Sunday, March 08, 2015

Teste do Plano Austral


Pedro J. Bondaczuk


O grande teste para o chamado Plano Austral, do presidente argentino, Raul Alfonsin, vai começar, de fato, a partir de agora. Do ponto de vista de controle da inflação, pelo menos a curto prazo, ele foi bem sucedido, fazendo com que as taxas milenares de junho passado decrescessem para toleráveis quatrocentos e poucos por cento.

Com a deflagração, ontem, da greve dos ferroviários, cresce a inquietação em outras categorias, até agora mantendo uma autodisciplina de causar inveja a todos nós, que vimos no corrente ano serem superados todos os recordes de paralisações de nossa história.

O congelamento de preços e salários, previsto pelo Plana Austral, penalizou, na verdade, só os trabalhadores. E de todas as formas. Ao provocar a recessão, a medida gerou, em conseqüência, dispensas em massa em diversas empresas, deixando mais pessoas desempregadas.

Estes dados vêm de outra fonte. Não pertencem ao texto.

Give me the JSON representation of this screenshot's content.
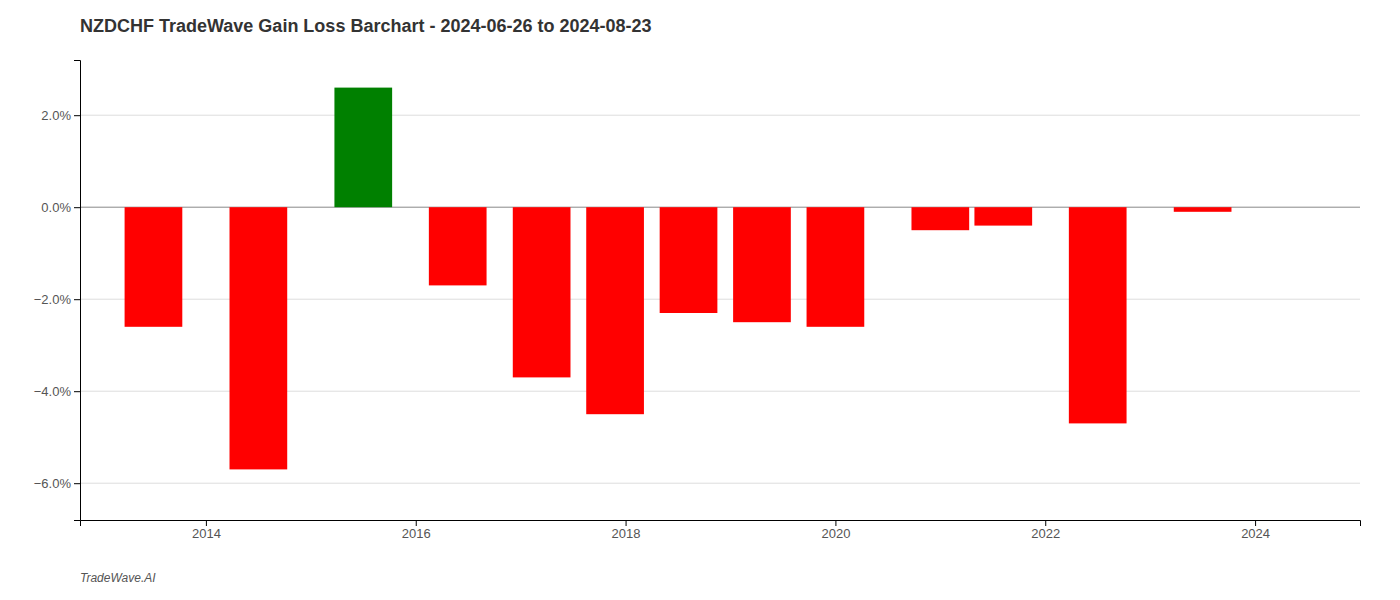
{
  "chart_data": {
    "type": "bar",
    "title": "NZDCHF TradeWave Gain Loss Barchart - 2024-06-26 to 2024-08-23",
    "annotations": [
      "TradeWave.AI"
    ],
    "x": [
      2013.5,
      2014.5,
      2015.5,
      2016.4,
      2017.2,
      2017.9,
      2018.6,
      2019.3,
      2020.0,
      2021.0,
      2021.6,
      2022.5,
      2023.5
    ],
    "values": [
      -2.6,
      -5.7,
      2.6,
      -1.7,
      -3.7,
      -4.5,
      -2.3,
      -2.5,
      -2.6,
      -0.5,
      -0.4,
      -4.7,
      -0.1
    ],
    "colors": [
      "#ff0000",
      "#ff0000",
      "#008000",
      "#ff0000",
      "#ff0000",
      "#ff0000",
      "#ff0000",
      "#ff0000",
      "#ff0000",
      "#ff0000",
      "#ff0000",
      "#ff0000",
      "#ff0000"
    ],
    "xlim": [
      2012.8,
      2025.0
    ],
    "xticks": [
      2014,
      2016,
      2018,
      2020,
      2022,
      2024
    ],
    "ylim": [
      -6.8,
      3.2
    ],
    "yticks": [
      {
        "value": -6.0,
        "label": "−6.0%"
      },
      {
        "value": -4.0,
        "label": "−4.0%"
      },
      {
        "value": -2.0,
        "label": "−2.0%"
      },
      {
        "value": 0.0,
        "label": "0.0%"
      },
      {
        "value": 2.0,
        "label": "2.0%"
      }
    ],
    "grid": true
  }
}
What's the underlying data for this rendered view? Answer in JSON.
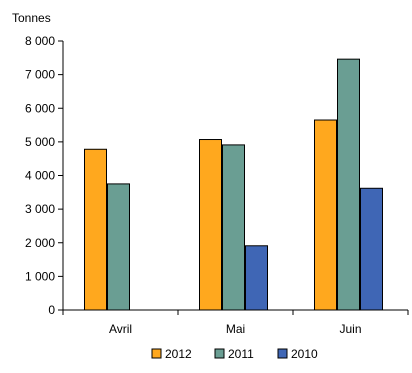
{
  "chart_data": {
    "type": "bar",
    "title": "",
    "xlabel": "",
    "ylabel": "Tonnes",
    "categories": [
      "Avril",
      "Mai",
      "Juin"
    ],
    "series": [
      {
        "name": "2012",
        "values": [
          4780,
          5070,
          5650
        ],
        "color": "#FFA81E"
      },
      {
        "name": "2011",
        "values": [
          3750,
          4910,
          7460
        ],
        "color": "#6A9E93"
      },
      {
        "name": "2010",
        "values": [
          null,
          1910,
          3620
        ],
        "color": "#3F66B5"
      }
    ],
    "ylim": [
      0,
      8000
    ],
    "yticks": [
      0,
      1000,
      2000,
      3000,
      4000,
      5000,
      6000,
      7000,
      8000
    ],
    "ytick_labels": [
      "0",
      "1 000",
      "2 000",
      "3 000",
      "4 000",
      "5 000",
      "6 000",
      "7 000",
      "8 000"
    ],
    "grid": false,
    "legend_position": "bottom"
  }
}
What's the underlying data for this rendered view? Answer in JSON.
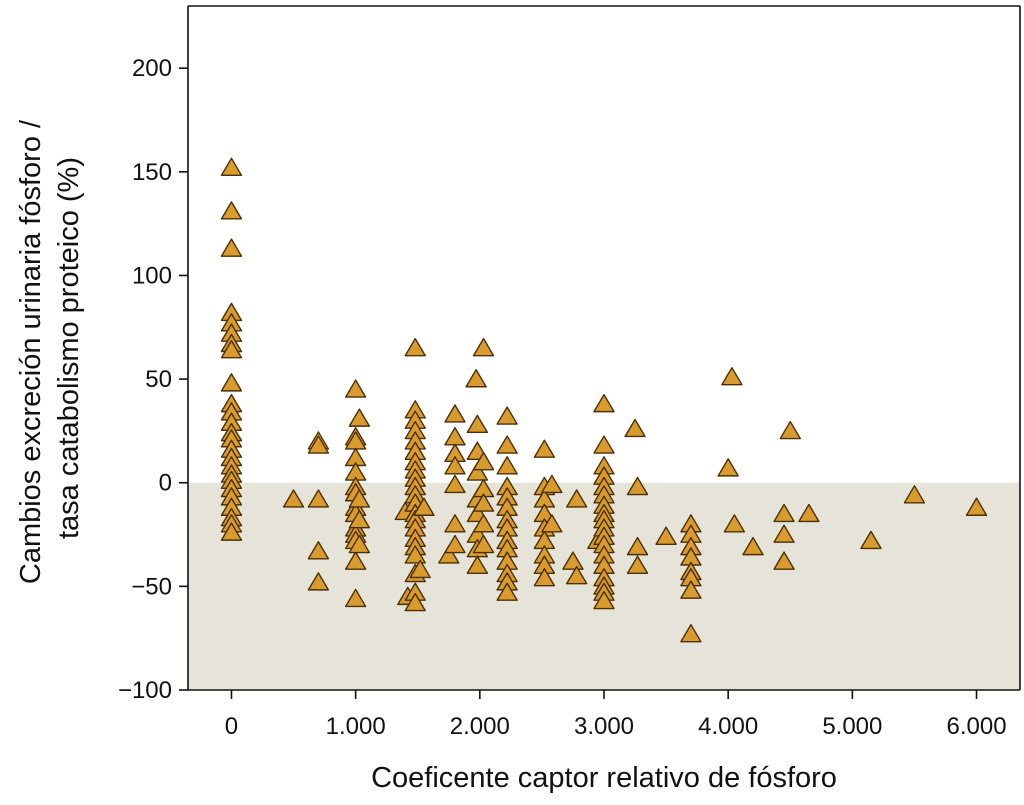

Como a inflação não foi zerada (a despeito dos principais produtos teoricamente não sofrerem mais aumentos), a corrosão salarial se acentuou. Antes mesmo da adoção da providência, os salários já estavam bem defasados. Há muito que eles não têm uma reposição dessas perdas continuadas.

Na esteira da greve dos ferroviários podem vir paralisações de outras categorias, já que o presidente Raul Alfonsin só está disposto a conceder reajustes se estes não forem repassados ao consumidor. Como o empresário não aceita isso, e o seu poder de barganha atualmente é bem maior do que o dos operários, ficou estabelecido o impasse.

A greve, aliás, não assusta muito mais naquele país, desmoralizada que foi, em anos anteriores, por movimentos de cunho nitidamente político e não reivindicatório. Como os peronistas mostravam-se irreversivelmente divididos, conhecendo insucesso atrás de insucesso nas urnas, basta que se diga à população que qualquer eventual paralisação tem finalidades meramente contestatórias, para que ela corra riscos de terminar esvaziada.

O que se questiona é por quanto tempo o governo Alfonsin conseguirá manter a sua popularidade, mesmo impondo terríveis sacrifícios à população. Durante que prazo será possível segurar os preços, sem que se forme um mercado negro, sucessor natural de alguma estratégica escassez de produtos? Se é que isto já não está ocorrendo, pois ninguém apregoa este tipo de prática que se manifesta quase que automaticamente quando se procura segurar a inflação através do congelamento.

E ele pode perfeitamente anular todo o esforço governamental e tornar o sacrifício de hoje inútil, a longo prazo. Governo algum consegue conter, indefinidamente, de maneira artificial, preços e salários. Sempre chega o momento em que é obrigado a deixar que a própria sociedade estabeleça as suas regras comerciais. E nesse momento, tudo o que foi reprimido pode explodir de vez, como no caso de uma represa que retenha um volume de água muito superior à sua capacidade.

Chega o instante em que a pressão se torna irresistível. Daí para a ruptura e a catástrofe, é só um passo. Veja o leitor o exemplo brasileiro. Mediante um severo controle de preços, a Nova República conseguiu, no mês de abril, sem provocar qualquer recessão, registrar a menor taxa inflacionária de 23 meses.

O custo reprimido, todavia, foi fazendo cada vez maior pressão sobre esse dique estabelecido pelo CIP. Assim que se afrouxou o controle, veio o famoso estouro de agosto, com os desastrosos 14%.

Tudo leva a crer que o Plano Austral terminará, também, dessa maneira. Afinal, a prática dos últimos anos nos demonstrou (e somos peritos nesse assunto, obviamente), que não basta fazer apenas que a febre baixe para que o doente se cure. É preciso, antes de qualquer coisa, detectar o foco infeccioso causador do estado febril. Ou seja, chegar a suas causas. Se isso não for feito, vem, fatalmente, a recaída e a enfermidade tem como desfecho natural a morte.

(Artigo publicado na página 9, Internacional, do Correio Popular, em 20 de dezembro de 1985).